Extract from Duncan Bradley’s article “Redaction Blunders in Context”
There are many great articles that focus on the headache (and harm) that occurs when sensitive data is not redacted properly in eDiscovery, investigations, and regulatory compliance–including data privacy mandates. In many recent redaction blunders, redactions were not permanent and irrevocable and sensitive data was disclosed.
This blog focuses on sensitive data detection as a precursor to applying effective redaction because data can’t be protected unless its existence is known. The types of sensitive data common in eDiscovery and investigations, the types of detection tools within eDiscovery platforms such as OpenText™ Axcelerate™, and what to look for in redaction capabilities will also be discussed.

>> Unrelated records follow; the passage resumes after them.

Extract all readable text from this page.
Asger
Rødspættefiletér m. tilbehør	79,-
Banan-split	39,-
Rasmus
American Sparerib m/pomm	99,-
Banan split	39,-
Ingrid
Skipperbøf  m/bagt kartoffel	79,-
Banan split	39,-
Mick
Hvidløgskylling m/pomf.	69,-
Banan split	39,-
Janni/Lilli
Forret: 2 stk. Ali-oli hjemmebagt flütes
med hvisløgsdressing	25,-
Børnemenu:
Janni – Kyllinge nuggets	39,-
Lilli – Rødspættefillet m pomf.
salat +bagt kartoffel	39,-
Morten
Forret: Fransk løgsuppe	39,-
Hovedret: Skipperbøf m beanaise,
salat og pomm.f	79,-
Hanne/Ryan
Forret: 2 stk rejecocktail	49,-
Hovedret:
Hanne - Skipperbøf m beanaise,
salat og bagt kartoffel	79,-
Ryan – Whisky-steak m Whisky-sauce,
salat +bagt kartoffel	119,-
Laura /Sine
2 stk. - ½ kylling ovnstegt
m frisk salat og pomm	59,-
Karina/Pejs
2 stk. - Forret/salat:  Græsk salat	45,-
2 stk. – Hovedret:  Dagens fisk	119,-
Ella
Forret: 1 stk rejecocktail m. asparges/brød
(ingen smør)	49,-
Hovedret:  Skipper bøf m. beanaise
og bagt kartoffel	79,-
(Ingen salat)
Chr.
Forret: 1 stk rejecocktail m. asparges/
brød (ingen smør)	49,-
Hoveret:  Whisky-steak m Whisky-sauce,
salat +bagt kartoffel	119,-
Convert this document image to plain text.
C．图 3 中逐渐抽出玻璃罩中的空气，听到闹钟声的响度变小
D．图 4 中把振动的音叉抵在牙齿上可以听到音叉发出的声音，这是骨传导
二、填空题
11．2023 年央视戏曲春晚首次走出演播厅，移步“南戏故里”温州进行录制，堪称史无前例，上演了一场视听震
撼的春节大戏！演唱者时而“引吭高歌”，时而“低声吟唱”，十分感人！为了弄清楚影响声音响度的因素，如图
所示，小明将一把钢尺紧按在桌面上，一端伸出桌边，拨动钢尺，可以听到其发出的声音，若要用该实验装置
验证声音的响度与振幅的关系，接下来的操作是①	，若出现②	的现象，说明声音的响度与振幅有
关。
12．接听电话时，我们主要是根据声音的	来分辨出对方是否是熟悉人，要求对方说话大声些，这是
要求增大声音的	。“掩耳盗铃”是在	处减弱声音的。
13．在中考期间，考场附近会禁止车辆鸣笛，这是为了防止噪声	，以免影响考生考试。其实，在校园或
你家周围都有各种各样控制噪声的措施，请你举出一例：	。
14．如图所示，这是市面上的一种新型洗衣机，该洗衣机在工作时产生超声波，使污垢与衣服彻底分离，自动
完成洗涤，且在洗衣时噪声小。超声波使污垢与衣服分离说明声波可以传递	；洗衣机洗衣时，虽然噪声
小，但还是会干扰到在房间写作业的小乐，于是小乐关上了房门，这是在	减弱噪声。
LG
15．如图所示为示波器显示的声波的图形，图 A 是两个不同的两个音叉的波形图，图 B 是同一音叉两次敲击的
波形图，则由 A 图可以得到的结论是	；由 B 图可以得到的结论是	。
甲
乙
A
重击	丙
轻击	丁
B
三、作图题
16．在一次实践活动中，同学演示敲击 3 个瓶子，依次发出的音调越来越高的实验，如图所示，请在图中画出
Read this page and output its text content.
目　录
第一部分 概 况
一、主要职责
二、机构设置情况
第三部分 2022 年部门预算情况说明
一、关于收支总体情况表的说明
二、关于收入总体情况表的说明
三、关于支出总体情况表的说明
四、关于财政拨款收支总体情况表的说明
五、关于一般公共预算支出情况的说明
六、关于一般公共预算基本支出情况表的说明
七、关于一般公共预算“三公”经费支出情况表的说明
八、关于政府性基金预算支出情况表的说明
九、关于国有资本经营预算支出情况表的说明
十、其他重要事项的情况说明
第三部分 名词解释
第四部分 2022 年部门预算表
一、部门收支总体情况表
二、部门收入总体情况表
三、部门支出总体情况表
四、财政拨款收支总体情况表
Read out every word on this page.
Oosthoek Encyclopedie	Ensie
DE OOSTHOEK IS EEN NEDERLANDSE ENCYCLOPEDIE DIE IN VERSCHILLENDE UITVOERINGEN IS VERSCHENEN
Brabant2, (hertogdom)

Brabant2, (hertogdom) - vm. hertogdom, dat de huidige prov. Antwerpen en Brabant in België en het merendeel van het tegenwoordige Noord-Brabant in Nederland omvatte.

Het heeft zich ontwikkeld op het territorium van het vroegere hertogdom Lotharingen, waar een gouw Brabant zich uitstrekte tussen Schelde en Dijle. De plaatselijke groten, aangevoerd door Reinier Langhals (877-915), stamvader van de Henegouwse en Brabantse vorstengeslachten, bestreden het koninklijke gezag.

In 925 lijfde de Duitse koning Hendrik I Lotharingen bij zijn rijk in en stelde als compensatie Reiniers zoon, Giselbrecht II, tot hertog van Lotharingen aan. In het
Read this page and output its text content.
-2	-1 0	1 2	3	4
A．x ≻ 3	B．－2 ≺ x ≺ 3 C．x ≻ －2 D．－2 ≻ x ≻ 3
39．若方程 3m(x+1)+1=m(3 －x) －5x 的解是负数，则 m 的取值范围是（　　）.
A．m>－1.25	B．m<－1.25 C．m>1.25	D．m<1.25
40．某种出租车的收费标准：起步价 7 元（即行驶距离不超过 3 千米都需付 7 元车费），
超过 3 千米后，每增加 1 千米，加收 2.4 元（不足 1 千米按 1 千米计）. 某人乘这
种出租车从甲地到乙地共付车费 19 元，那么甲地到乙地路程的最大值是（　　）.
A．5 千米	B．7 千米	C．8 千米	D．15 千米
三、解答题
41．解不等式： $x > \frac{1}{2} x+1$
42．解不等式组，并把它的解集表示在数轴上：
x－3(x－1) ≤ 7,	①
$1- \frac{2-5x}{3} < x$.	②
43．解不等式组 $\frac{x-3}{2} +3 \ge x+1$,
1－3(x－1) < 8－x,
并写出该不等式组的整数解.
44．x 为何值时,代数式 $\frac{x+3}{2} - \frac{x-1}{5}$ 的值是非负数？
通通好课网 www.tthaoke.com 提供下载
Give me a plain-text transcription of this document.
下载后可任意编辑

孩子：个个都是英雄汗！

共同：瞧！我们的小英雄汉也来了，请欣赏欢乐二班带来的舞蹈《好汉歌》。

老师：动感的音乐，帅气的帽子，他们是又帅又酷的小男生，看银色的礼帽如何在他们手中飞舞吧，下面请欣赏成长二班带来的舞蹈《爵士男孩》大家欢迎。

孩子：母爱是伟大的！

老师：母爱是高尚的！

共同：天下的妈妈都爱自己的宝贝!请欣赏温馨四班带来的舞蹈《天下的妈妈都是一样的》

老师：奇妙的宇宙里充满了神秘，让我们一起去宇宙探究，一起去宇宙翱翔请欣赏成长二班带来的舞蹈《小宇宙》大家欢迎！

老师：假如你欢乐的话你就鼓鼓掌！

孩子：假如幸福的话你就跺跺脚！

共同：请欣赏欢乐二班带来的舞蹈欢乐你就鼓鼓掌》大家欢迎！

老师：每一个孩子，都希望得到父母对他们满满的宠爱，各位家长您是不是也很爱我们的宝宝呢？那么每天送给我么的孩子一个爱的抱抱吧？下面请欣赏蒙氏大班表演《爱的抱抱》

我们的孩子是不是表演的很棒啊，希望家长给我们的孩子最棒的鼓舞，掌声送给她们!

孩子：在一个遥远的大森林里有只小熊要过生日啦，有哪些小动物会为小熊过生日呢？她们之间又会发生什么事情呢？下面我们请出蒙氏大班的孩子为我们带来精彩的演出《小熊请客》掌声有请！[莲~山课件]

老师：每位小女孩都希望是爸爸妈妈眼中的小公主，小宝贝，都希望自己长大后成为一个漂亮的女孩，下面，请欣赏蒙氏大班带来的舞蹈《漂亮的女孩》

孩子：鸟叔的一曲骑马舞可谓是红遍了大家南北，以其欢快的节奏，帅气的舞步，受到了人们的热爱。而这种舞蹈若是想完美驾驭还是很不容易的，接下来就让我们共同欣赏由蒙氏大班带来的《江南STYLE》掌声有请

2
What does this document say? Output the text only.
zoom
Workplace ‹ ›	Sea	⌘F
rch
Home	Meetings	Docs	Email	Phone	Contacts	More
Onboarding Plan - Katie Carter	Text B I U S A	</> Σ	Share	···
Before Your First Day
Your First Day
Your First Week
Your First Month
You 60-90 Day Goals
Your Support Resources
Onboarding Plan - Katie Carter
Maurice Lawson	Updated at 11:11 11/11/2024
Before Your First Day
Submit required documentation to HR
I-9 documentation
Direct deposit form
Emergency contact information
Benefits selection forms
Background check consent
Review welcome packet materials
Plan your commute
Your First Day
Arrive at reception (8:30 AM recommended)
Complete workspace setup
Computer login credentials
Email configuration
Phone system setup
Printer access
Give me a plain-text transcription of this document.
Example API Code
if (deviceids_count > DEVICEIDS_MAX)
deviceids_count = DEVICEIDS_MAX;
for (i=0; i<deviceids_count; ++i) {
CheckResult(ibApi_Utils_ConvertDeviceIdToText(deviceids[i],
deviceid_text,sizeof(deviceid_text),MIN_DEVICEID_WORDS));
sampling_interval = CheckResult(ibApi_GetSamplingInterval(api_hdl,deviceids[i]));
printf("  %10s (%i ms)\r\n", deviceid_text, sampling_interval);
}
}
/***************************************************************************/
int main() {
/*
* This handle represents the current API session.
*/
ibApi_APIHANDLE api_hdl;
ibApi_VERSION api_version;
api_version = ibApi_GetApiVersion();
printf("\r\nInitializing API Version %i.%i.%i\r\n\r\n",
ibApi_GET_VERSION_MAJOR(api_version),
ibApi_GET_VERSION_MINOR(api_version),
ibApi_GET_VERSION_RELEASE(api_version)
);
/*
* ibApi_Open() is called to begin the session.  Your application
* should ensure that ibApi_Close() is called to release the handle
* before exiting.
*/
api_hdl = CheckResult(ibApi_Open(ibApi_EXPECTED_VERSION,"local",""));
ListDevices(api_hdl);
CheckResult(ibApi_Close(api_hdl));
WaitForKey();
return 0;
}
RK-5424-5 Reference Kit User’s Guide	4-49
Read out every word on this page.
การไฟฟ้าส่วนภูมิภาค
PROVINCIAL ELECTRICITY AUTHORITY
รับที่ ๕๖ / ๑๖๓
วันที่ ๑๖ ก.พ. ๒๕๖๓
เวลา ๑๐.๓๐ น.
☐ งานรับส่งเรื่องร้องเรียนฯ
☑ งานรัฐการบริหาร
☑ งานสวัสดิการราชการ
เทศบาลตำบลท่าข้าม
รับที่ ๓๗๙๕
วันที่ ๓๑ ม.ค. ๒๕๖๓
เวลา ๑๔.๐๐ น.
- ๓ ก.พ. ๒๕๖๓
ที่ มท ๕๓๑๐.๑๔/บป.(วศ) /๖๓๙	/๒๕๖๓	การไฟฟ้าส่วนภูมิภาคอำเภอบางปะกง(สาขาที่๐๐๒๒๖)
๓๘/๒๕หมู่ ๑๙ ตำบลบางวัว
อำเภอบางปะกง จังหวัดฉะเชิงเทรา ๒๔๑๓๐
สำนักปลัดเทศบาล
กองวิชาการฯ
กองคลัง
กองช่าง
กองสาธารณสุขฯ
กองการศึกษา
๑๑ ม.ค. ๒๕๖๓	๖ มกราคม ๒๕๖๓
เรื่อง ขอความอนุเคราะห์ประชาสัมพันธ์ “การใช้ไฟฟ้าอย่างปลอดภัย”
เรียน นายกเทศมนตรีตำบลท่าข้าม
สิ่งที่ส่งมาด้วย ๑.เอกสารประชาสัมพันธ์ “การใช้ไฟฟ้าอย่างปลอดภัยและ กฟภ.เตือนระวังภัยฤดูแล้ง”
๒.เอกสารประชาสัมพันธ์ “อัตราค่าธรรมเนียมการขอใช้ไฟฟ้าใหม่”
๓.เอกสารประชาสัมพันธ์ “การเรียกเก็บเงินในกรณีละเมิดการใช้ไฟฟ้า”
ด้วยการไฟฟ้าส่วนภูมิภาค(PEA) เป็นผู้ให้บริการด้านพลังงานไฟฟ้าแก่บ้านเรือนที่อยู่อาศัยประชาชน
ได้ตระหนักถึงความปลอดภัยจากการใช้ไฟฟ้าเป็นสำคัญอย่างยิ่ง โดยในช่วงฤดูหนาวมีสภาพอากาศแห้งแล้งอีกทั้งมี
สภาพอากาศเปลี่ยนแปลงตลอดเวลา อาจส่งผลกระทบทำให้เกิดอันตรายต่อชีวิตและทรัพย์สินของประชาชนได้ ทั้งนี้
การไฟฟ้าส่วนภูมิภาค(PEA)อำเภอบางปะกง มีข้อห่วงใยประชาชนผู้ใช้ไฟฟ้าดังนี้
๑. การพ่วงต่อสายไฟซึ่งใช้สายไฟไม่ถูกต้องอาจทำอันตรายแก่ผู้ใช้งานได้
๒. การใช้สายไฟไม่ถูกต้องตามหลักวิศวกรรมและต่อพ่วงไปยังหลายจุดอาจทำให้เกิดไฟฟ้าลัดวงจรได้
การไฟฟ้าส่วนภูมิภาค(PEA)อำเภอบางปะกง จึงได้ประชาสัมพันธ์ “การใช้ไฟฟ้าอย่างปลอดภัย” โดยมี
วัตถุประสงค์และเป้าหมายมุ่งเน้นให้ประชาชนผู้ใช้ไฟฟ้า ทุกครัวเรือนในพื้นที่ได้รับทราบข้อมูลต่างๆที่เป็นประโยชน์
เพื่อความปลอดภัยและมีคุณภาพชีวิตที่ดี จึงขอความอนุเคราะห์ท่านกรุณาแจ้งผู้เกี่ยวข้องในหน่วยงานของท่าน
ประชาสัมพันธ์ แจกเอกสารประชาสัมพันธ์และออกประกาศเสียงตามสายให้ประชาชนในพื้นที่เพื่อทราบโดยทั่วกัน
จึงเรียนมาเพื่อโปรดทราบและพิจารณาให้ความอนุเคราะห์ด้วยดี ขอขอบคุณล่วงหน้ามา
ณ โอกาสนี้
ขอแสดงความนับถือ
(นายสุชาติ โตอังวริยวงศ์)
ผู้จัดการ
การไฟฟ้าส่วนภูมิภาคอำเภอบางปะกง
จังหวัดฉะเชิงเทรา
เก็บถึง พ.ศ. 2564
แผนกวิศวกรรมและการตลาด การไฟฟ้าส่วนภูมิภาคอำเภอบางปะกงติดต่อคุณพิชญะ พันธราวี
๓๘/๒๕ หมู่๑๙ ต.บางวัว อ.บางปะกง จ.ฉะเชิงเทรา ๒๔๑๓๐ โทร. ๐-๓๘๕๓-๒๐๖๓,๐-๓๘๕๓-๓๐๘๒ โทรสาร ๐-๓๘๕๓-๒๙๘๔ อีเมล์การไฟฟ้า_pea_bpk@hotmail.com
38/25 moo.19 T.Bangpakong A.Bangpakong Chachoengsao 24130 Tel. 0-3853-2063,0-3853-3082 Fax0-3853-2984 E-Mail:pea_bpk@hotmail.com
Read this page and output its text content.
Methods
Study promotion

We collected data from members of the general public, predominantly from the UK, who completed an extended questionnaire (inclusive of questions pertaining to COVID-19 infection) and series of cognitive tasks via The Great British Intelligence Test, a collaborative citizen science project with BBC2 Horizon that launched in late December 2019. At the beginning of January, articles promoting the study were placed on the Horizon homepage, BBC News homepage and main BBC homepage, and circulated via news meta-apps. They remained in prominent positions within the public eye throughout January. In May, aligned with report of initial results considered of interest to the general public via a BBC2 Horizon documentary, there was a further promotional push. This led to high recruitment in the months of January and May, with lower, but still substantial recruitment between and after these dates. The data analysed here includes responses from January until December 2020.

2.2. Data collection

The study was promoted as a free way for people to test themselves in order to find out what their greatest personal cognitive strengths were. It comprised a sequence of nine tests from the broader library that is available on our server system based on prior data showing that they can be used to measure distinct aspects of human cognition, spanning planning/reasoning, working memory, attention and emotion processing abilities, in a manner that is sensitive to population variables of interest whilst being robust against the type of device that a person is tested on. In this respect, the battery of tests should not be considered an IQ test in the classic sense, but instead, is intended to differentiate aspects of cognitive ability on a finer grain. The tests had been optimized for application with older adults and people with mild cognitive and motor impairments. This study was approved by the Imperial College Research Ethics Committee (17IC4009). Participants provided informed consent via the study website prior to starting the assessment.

The types of sensitive data in eDiscovery and investigations
There are three primary types of sensitive data that must be protected in eDiscovery, investigations, and compliance mandates:
1. Privileged data can exist as entire communications or portions of documents safeguarded under attorney-client privilege. Privileged data is typically text-based, varies by matter, and does not follow common strings or patterns. Failing to find and protect all privileged data can have disastrous consequences, including court sanctions, serving up the smoking gun to opposing counsel and a black eye with current and prospect clients.
Regular Expression engines and search filters are the primary tools to detect privileged data wherever it exists. Redaction is rarely applied because the objective is to safeguard privileged data by preventing it from leaving the private and secure environment where it already resides.